Weakened by malnutrition and illness, the remaining Pilgrims permanently moved ashore in March 1621. There they were greeted by Squanto, an English speaking member of the Pawtuxet tribe of Native Americans. Squanto showed the Pilgrims how to cultivate corn, extract sap from maple trees, catch fish in the rivers and avoid poisonous plants. He also helped broker an alliance between the Pilgrims and the Wampanoag, a local tribe.
In November 1621, the Pilgrims had their first successful corn harvest. To celebrate, Governor William Bradford organized a feast and invited the Pilgrims’ Native American allies to join them. This is commonly recognized as the first Thanksgiving, and on the menu were such items as lobster, seal, deer, swan and other fowl.

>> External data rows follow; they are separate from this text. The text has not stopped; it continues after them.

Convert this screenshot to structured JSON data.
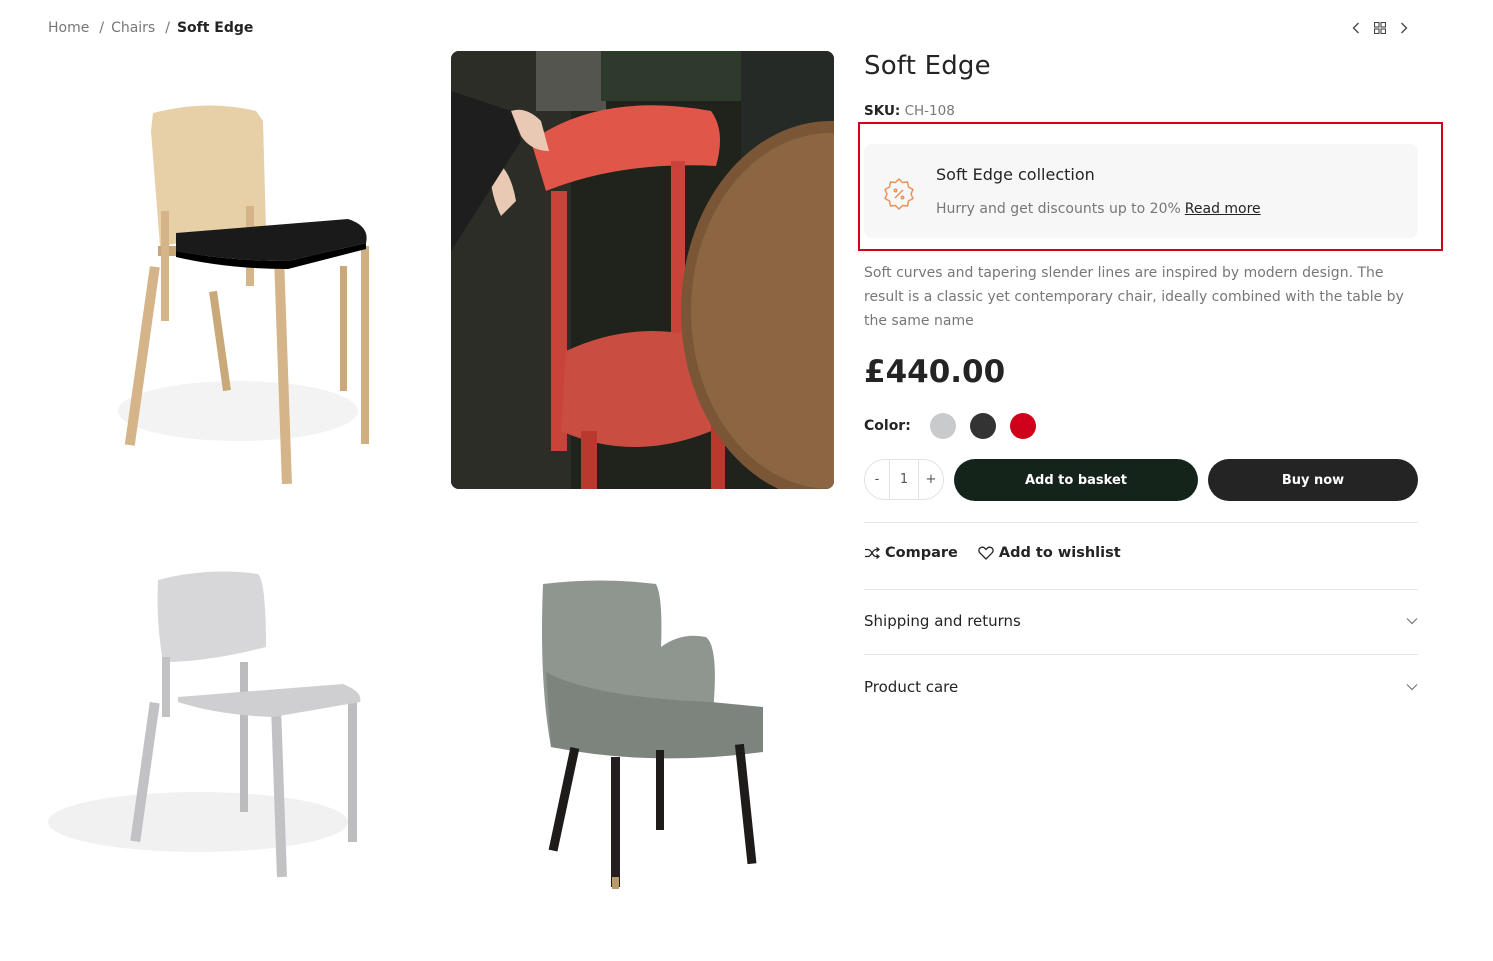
{
  "breadcrumb": {
    "items": [
      "Home",
      "Chairs"
    ],
    "separator": "/",
    "current": "Soft Edge"
  },
  "product": {
    "title": "Soft Edge",
    "sku_label": "SKU:",
    "sku_value": "CH-108",
    "promo": {
      "title": "Soft Edge collection",
      "text": "Hurry and get discounts up to 20%",
      "link": "Read more",
      "icon": "discount-badge-icon",
      "accent": "#e8925a"
    },
    "description": "Soft curves and tapering slender lines are inspired by modern design. The result is a classic yet contemporary chair, ideally combined with the table by the same name",
    "price": "£440.00",
    "color_label": "Color:",
    "colors": [
      "#c9cacc",
      "#333333",
      "#d0021b"
    ],
    "quantity": {
      "minus": "-",
      "value": "1",
      "plus": "+"
    },
    "add_to_basket": "Add to basket",
    "buy_now": "Buy now",
    "compare": "Compare",
    "wishlist": "Add to wishlist",
    "accordions": [
      "Shipping and returns",
      "Product care"
    ]
  }
}
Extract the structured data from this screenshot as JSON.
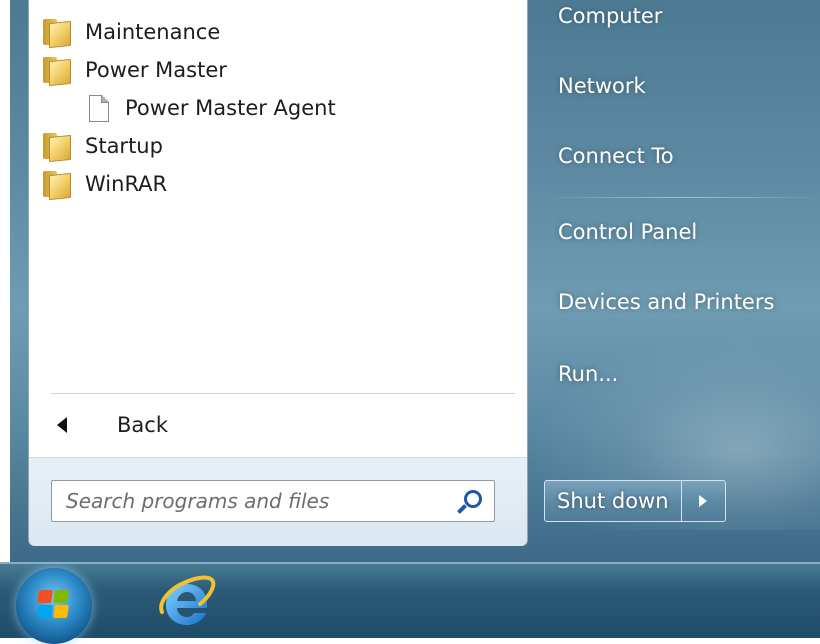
{
  "programs": [
    {
      "label": "Maintenance",
      "icon": "folder-icon",
      "indent": false
    },
    {
      "label": "Power Master",
      "icon": "folder-icon",
      "indent": false
    },
    {
      "label": "Power Master Agent",
      "icon": "document-icon",
      "indent": true
    },
    {
      "label": "Startup",
      "icon": "folder-icon",
      "indent": false
    },
    {
      "label": "WinRAR",
      "icon": "folder-icon",
      "indent": false
    }
  ],
  "back_label": "Back",
  "search": {
    "placeholder": "Search programs and files",
    "value": ""
  },
  "right_items": [
    {
      "label": "Computer"
    },
    {
      "label": "Network"
    },
    {
      "label": "Connect To"
    },
    {
      "label": "Control Panel"
    },
    {
      "label": "Devices and Printers"
    },
    {
      "label": "Run..."
    }
  ],
  "shutdown": {
    "label": "Shut down"
  },
  "taskbar": {
    "start_button": "windows-start-orb",
    "pinned": [
      "internet-explorer-icon"
    ]
  },
  "colors": {
    "menu_blue": "#5d8aa2",
    "taskbar": "#2b5b77",
    "search_icon": "#1d57a8"
  }
}
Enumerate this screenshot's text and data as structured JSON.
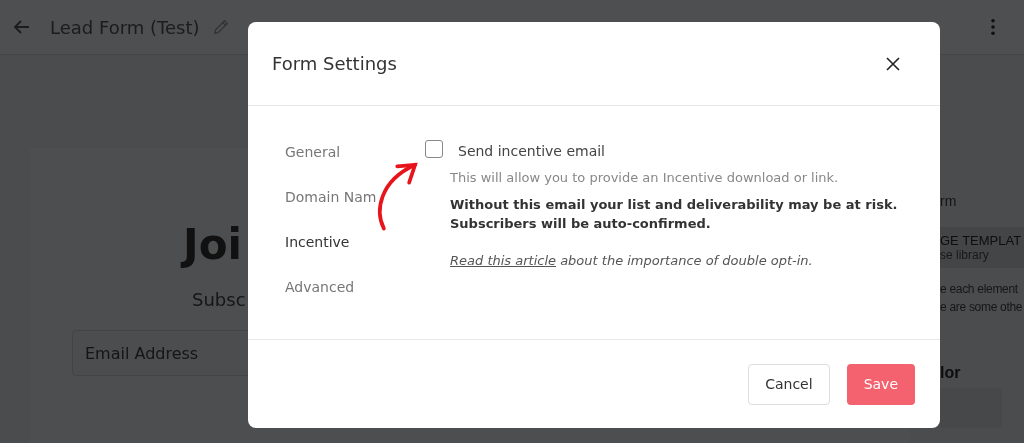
{
  "header": {
    "title": "Lead Form (Test)"
  },
  "canvas": {
    "heading": "Joi",
    "subheading": "Subsc",
    "email_field": {
      "placeholder": "Email Address"
    }
  },
  "side_panel": {
    "line_1": "rm",
    "template_title": "GE TEMPLAT",
    "template_subtitle": "se library",
    "paragraph": [
      "e each element",
      "e are some othe"
    ],
    "color_label": "lor"
  },
  "dialog": {
    "title": "Form Settings",
    "nav": [
      {
        "label": "General",
        "selected": false
      },
      {
        "label": "Domain Nam",
        "selected": false
      },
      {
        "label": "Incentive",
        "selected": true
      },
      {
        "label": "Advanced",
        "selected": false
      }
    ],
    "option": {
      "label": "Send incentive email",
      "checked": false
    },
    "description": "This will allow you to provide an Incentive download or link.",
    "warning": [
      "Without this email your list and deliverability may be at risk.",
      "Subscribers will be auto-confirmed."
    ],
    "note": {
      "link": "Read this article",
      "text": " about the importance of double opt-in."
    },
    "buttons": [
      {
        "label": "Cancel",
        "kind": "secondary"
      },
      {
        "label": "Save",
        "kind": "primary"
      }
    ]
  }
}
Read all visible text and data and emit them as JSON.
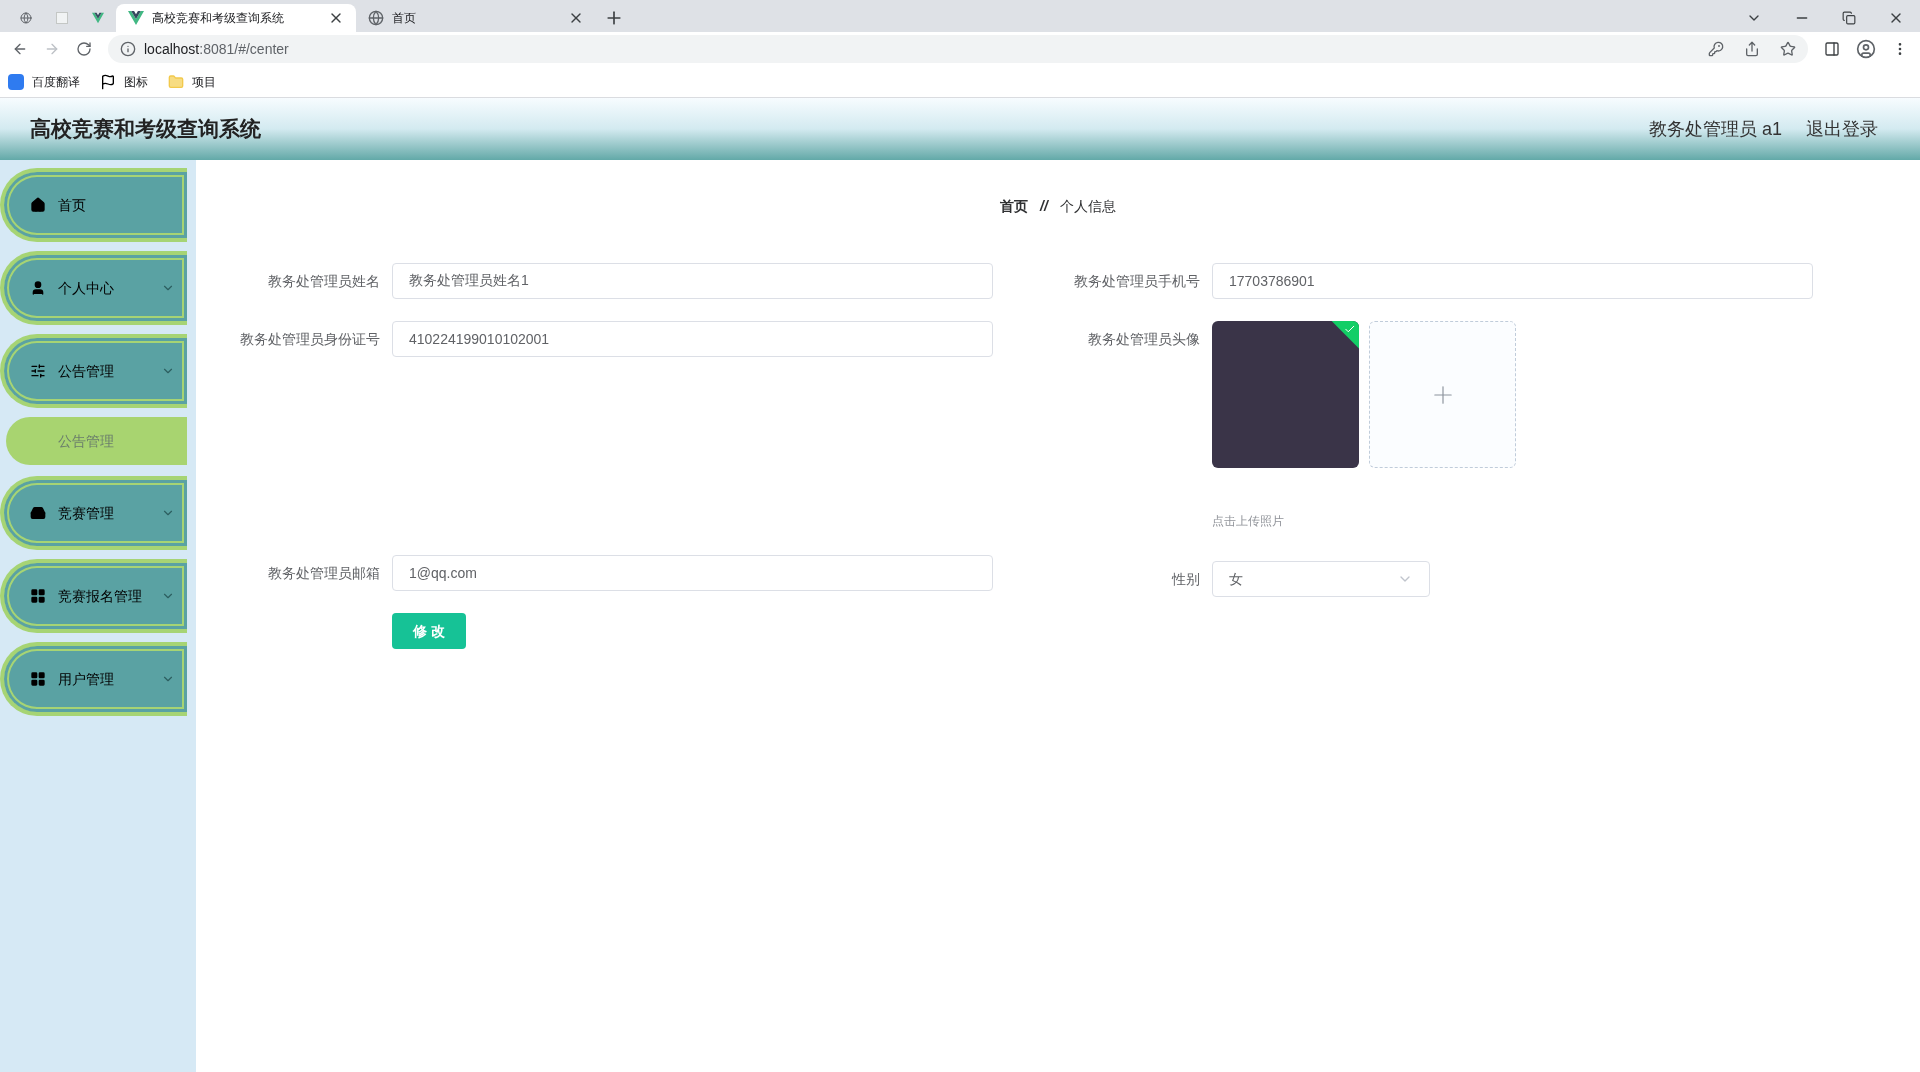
{
  "browser": {
    "tabs": [
      {
        "kind": "globe",
        "selected": false
      },
      {
        "kind": "blank",
        "selected": false
      },
      {
        "kind": "vue",
        "selected": false
      },
      {
        "kind": "vue",
        "title": "高校竞赛和考级查询系统",
        "selected": true
      },
      {
        "kind": "globe",
        "title": "首页",
        "selected": false
      }
    ],
    "address": {
      "host": "localhost",
      "rest": ":8081/#/center"
    },
    "bookmarks": [
      {
        "kind": "translate",
        "label": "百度翻译"
      },
      {
        "kind": "flag",
        "label": "图标"
      },
      {
        "kind": "folder",
        "label": "项目"
      }
    ]
  },
  "header": {
    "title": "高校竞赛和考级查询系统",
    "user": "教务处管理员 a1",
    "logout": "退出登录"
  },
  "sidebar": {
    "items": [
      {
        "kind": "home",
        "label": "首页",
        "expandable": false,
        "selected": false
      },
      {
        "kind": "user",
        "label": "个人中心",
        "expandable": true,
        "selected": false
      },
      {
        "kind": "sliders",
        "label": "公告管理",
        "expandable": true,
        "selected": false,
        "children": [
          {
            "label": "公告管理",
            "selected": true
          }
        ]
      },
      {
        "kind": "tray",
        "label": "竞赛管理",
        "expandable": true,
        "selected": false
      },
      {
        "kind": "grid",
        "label": "竞赛报名管理",
        "expandable": true,
        "selected": false
      },
      {
        "kind": "grid",
        "label": "用户管理",
        "expandable": true,
        "selected": false
      }
    ]
  },
  "breadcrumb": {
    "home": "首页",
    "separator": "//",
    "current": "个人信息"
  },
  "form": {
    "name": {
      "label": "教务处管理员姓名",
      "value": "教务处管理员姓名1"
    },
    "phone": {
      "label": "教务处管理员手机号",
      "value": "17703786901"
    },
    "id_card": {
      "label": "教务处管理员身份证号",
      "value": "410224199010102001"
    },
    "avatar": {
      "label": "教务处管理员头像",
      "uploaded": true,
      "hint": "点击上传照片"
    },
    "email": {
      "label": "教务处管理员邮箱",
      "value": "1@qq.com"
    },
    "gender": {
      "label": "性别",
      "value": "女"
    },
    "submit": "修 改"
  }
}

Other interesting facts about Thanksgiving
Many historians dispute that the first Thanksgiving took place in 1621. They argue that the earliest attested “Thanksgiving” celebration in what is now the United States was celebrated by the Spanish on September 8, 1565 in what is now Saint Augustine, Florida. Others point out that Thanksgiving services were routine in what was to become the Commonwealth of Virginia as early as 1607.
Thanksgiving is also observed in Canada; Leiden, Netherlands; Liberia and Norfolk Island.
Thanksgiving wasn’t officially a national holiday until 1863, when, in the midst of the Civil War, President Abraham Lincoln proclaimed a national Thanksgiving Day to be held each November. And it wasn’t until 1941 that the US passed federal legislation declaring that Thanksgiving be held the fourth Thursday of each November.